На компе у меня стояла игра. Я купил её три дня назад по скидке и держал, как держат в холодильнике что-то вкусное, — до выходного, чтобы сесть с утра и не вставать до ночи. Я правда ждал это воскресенье.

— Тебе же всё равно делать нечего небось, — сказал Виталий Борисович, — Постой там треть смены, часа два! А там он придёт ещё может…

Я вздохнул.

— Через час буду.

Ну, хотя бы деньжат ещё подзаработаю. Благородный Коля дал мне шанс отработать те пять тысяч, что я потерял из-за его ошибки. Но игра никуда не денется, а подменить его — это часа два, ну три.

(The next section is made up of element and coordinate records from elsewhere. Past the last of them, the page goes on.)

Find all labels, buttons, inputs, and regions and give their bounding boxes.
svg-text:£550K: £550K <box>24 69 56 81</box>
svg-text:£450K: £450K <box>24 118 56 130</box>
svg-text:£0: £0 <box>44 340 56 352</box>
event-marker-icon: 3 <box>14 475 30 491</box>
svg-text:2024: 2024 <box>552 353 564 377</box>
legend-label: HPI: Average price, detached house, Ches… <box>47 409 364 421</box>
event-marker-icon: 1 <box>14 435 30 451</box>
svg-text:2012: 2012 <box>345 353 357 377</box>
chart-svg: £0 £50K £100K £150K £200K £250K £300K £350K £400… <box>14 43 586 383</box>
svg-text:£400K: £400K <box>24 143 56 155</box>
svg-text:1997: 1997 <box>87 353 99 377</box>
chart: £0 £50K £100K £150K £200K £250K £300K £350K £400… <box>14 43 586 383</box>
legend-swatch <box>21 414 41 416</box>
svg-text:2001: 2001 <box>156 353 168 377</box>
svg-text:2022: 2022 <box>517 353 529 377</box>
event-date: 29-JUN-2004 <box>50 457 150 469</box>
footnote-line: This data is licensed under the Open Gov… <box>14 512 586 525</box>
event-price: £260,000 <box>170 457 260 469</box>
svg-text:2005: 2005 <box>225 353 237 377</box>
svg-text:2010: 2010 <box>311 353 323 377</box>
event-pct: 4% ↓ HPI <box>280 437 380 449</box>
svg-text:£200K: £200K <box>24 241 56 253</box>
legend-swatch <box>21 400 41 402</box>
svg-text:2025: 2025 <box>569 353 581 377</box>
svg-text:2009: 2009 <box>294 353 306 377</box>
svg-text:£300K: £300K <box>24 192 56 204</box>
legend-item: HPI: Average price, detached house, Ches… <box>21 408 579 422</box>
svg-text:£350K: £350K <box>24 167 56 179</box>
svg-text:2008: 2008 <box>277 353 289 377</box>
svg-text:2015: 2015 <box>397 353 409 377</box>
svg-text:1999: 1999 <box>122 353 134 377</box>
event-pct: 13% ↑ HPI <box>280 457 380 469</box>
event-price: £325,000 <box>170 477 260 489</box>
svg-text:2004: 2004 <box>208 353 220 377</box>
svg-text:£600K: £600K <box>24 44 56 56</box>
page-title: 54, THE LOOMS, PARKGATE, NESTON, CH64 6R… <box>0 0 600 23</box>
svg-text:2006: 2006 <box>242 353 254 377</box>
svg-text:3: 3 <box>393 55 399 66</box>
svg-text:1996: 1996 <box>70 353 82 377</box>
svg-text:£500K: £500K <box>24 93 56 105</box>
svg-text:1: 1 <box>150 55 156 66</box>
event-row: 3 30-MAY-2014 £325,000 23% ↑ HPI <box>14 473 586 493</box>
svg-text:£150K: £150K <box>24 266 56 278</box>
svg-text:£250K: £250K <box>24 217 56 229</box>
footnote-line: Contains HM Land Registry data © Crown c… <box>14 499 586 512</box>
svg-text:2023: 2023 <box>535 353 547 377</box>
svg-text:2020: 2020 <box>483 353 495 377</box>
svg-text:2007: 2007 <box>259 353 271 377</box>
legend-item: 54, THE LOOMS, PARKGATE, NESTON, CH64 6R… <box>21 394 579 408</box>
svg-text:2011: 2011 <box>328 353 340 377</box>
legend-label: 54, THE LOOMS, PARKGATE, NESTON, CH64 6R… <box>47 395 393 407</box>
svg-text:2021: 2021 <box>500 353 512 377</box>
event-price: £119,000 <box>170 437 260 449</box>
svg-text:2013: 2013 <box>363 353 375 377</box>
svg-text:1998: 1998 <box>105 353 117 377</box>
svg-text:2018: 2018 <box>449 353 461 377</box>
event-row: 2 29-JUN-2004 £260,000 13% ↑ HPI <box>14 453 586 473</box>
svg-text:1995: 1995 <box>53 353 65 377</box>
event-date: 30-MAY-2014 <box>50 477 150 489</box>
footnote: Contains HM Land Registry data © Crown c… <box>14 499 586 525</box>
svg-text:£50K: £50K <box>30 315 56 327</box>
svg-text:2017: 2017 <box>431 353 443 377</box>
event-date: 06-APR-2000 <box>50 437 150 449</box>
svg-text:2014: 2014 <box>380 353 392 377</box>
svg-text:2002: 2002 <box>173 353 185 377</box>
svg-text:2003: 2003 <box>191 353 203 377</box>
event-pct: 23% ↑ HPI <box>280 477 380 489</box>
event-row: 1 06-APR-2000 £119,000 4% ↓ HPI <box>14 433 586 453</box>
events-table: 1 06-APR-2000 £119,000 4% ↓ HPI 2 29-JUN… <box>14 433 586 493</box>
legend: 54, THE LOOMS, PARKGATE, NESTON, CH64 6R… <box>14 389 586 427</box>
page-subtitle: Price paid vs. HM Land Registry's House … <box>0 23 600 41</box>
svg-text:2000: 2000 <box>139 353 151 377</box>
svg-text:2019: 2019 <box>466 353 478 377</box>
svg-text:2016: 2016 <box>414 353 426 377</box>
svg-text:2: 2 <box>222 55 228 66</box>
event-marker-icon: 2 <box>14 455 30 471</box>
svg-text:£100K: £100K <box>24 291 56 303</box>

Коля так и не пришёл, и я провёл в ПВЗ всю смену.

* * *

В метро напротив меня села семья.

Отец, мать и девчонка лет пяти. Между ног у них стоял большой чемодан с наклейкой аэропорта, и сразу было видно, что едут они все вместе и надолго. Девчонка спала, уткнувшись отцу в плечо, а он придерживал ей затылок ладонью. Мать смотрела в телефон и беззвучно смеялась, потом повернула экран мужу, и дальше они смеялись уже вдвоём.

Я смотрел на своё отражение в чёрном стекле. Оно висело прямо поверх них: серое лицо, серая куртка, капюшон.

И вот там, где-то между «Автозаводской» и «Павелецкой», я загадал.

Вот бы попасть в мир, где у меня тоже было бы что-то подобное.

Где я был бы не вечно странным, неуверенным в себе сиротой. Я хочу мир, где я смогу заниматься тем, что позволит мне стать лучшим в этом. Я хочу понятности — чтобы отжался один раз, и стал сильнее на пункт. Отжался сто раз — на сто пунктов. И чтобы не было границы, чтобы то терпение и гринд, который в этом мире пропадает впустую, превращаясь максимум в деньги, которые позволяли мне и дальше влачить своё жалкое существование, вели бы к силе, к величию, к становлению величайшим.

Потом поезд дёрнуло, девчонка проснулась и захныкала, отец сказал ей что-то, и на следующей станции они вышли.

Домой я вернулся в одиннадцатом часу и не сразу понял, почему в квартире темно. Щёлкнул выключателем — ничего.

Свет отключили за неуплату. Не весь: одна розетка на кухне почему-то работала. Я постоял, посмотрел на неё, потом плюнул и воткнул чайник.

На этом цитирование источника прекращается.